Assim, pudemos perceber um desenvolvimento de Sargas, que partiu da análise crítica do seu trabalho, para então, a reflexão sobre as possibilidades que poderia construir na disciplina. Ele construiu uma importante convicção: a escrita é uma “grande mudança”. Pela análise de como trabalhava, com perguntas relacionadas ao resultado numérico, e a proposta atual, com perguntas de análise, evidencia-se uma mudança importante para a mobilização da reflexão do aluno. Junto com essa questão, a possibilidade de interação que ele visualiza a partir de turmas menores pode potencializar o aprendizado dos alunos.

Sargas demonstra “avanços” em diferentes momentos nos encontros analisados. Esses “avanços” e os retornos às suas compreensões “antigas” – próprias dos primeiros encontros -

demonstram como um aprendizado não se dá de forma retilínea, nem unidirecional. Além de apontar para a importância da reflexão para permitir mudanças nas concepções de ensino.

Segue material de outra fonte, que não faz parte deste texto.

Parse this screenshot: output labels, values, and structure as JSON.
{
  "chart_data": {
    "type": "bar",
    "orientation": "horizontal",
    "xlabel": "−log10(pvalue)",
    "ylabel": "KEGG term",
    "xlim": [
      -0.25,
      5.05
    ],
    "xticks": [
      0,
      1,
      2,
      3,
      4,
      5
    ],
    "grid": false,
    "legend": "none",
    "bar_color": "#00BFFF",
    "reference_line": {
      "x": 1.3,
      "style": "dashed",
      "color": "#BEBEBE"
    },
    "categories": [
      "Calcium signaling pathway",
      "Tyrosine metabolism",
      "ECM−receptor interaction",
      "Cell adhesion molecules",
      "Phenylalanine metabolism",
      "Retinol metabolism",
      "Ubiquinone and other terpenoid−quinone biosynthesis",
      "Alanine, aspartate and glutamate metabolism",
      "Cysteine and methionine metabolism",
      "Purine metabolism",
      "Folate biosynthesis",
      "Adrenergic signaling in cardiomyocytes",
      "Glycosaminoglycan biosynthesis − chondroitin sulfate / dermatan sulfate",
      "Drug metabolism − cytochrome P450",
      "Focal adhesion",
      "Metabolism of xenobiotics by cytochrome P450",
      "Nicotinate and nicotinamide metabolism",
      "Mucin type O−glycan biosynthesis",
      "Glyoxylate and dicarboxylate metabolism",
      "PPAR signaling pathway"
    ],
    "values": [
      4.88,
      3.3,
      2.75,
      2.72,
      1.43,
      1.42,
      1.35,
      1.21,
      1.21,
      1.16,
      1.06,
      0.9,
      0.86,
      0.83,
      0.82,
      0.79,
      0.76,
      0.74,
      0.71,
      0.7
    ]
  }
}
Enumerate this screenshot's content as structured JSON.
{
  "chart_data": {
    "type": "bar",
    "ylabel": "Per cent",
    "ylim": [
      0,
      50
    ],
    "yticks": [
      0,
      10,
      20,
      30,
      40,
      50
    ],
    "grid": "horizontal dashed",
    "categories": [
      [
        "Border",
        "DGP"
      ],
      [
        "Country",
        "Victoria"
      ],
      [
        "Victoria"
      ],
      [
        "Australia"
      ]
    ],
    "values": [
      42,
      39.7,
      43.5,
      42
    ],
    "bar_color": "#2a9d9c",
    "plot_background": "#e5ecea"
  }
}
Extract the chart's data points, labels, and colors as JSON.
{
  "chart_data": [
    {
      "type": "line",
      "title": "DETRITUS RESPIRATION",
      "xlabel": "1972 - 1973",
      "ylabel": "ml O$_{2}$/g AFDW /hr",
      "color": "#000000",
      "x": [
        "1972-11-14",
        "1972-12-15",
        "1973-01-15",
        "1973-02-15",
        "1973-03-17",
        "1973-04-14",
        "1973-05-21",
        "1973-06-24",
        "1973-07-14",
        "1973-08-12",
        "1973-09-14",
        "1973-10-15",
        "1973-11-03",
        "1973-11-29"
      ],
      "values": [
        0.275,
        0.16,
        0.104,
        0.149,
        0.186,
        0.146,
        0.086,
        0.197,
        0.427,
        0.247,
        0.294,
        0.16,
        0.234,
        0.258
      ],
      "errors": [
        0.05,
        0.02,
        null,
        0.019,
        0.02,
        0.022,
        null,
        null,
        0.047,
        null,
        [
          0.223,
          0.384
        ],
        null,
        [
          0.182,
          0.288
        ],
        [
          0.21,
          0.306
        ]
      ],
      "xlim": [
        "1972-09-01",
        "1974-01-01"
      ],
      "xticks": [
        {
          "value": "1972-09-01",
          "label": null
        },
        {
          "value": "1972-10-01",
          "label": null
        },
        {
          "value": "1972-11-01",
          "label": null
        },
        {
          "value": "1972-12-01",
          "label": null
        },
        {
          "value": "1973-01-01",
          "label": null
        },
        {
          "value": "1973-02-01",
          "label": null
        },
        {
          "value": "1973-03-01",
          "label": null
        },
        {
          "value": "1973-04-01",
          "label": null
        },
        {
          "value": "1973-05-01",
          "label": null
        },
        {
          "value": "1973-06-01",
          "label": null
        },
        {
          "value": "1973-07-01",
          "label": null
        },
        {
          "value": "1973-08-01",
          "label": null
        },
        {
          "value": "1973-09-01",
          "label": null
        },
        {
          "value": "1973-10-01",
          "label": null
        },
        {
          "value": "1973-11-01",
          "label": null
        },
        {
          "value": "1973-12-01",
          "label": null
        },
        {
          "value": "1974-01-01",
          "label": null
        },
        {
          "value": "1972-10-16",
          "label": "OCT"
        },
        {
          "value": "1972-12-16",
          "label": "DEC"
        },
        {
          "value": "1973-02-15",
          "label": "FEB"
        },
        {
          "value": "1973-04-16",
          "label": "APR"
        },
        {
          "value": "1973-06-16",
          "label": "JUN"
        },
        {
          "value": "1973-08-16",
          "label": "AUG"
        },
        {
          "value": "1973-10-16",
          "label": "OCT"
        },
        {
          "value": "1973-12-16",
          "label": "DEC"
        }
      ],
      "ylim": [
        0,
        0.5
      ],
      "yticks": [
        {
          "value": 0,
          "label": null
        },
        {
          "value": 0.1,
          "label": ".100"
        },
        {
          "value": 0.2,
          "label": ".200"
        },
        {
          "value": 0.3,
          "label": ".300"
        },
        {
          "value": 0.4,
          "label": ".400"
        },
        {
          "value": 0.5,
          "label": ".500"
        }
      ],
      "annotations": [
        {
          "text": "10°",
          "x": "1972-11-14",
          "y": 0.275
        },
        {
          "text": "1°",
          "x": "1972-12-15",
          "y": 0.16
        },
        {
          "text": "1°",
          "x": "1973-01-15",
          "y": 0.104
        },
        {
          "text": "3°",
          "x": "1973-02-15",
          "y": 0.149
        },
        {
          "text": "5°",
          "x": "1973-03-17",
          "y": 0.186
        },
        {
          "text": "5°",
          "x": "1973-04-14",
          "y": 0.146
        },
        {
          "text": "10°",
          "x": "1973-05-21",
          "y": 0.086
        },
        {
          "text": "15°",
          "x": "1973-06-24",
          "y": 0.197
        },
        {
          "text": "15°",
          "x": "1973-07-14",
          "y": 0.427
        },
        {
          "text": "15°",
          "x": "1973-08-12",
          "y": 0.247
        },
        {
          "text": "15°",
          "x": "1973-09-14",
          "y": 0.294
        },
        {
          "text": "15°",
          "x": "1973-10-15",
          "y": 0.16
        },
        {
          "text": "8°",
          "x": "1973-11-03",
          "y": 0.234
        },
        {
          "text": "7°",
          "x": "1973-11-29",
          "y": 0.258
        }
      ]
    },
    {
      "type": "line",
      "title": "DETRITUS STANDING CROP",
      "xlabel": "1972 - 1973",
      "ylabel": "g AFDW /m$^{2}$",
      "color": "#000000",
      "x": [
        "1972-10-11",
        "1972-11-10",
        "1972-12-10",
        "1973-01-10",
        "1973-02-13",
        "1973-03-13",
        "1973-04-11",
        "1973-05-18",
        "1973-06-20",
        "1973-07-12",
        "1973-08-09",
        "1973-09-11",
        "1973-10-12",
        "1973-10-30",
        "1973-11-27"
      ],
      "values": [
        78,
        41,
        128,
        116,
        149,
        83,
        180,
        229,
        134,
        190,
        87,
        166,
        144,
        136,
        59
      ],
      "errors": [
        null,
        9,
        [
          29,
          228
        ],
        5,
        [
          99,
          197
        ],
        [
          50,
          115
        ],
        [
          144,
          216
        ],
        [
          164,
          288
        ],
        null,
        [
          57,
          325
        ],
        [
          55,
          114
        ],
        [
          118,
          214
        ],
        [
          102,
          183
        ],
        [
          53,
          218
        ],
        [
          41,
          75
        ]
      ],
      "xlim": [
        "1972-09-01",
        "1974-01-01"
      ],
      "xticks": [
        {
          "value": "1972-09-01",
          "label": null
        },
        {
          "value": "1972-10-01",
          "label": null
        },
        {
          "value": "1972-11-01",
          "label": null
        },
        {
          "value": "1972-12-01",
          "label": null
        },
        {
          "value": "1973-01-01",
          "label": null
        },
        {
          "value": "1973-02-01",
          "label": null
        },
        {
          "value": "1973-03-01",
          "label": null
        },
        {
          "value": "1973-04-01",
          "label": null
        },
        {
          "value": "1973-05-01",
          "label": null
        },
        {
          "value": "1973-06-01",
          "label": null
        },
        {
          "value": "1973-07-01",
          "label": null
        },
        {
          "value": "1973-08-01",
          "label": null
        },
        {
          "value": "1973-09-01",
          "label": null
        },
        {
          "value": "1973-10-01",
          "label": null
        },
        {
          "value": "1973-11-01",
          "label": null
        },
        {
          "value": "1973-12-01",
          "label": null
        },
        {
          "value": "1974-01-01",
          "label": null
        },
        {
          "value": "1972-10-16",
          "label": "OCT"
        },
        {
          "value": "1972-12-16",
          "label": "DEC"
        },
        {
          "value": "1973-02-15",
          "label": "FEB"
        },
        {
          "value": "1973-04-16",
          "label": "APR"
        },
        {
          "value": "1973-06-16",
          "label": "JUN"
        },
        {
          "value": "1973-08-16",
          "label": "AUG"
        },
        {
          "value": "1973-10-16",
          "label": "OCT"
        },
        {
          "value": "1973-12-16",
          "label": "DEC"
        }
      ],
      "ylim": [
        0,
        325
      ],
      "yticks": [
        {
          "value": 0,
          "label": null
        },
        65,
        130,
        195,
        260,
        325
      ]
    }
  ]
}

Ainda em relação ao processo reflexivo de Sargas, poderia sugerir dois aspectos importantes que influenciaram nas mudanças que elaborou na sua disciplina. O primeiro seria a discussão sobre Zona de Desenvolvimento Proximal (VIGOTSKI, 2007) e a aprendizagem por reestruturação (POZO, 2002). Como segundo aspecto destacaria que, para além das teorias discutidas, é especialmente a interação que houve, de Sargas com os demais participantes, destacando os questionamentos colocados por Girtab, no processo de formação colaborativa que se colocam como fundamentais para suas reflexões e a construção das mudanças na sua disciplina. Nesse aspecto, estudos como os de Blume (2013) que trata da importância da relação dialógica na formação de professores, já apresenta a importância dos diálogos no processo de formação de professores para uma prática consciente, e como esta compreensão pode ajudar a pensar novas ações pedagógicas na EaD. A trajetória de Sargas confirma este estudo e reafirma a importância do diálogo entre os pares sobre seu trabalho na formação docente.

Os avanços que Sargas apresentou dizem diretamente do seu processo de reflexão acontecido nos encontros de experiência de formação colaborativa. É possível perceber como se desenvolveram as reflexões que chegaram às mudanças apresentadas no capítulo anterior.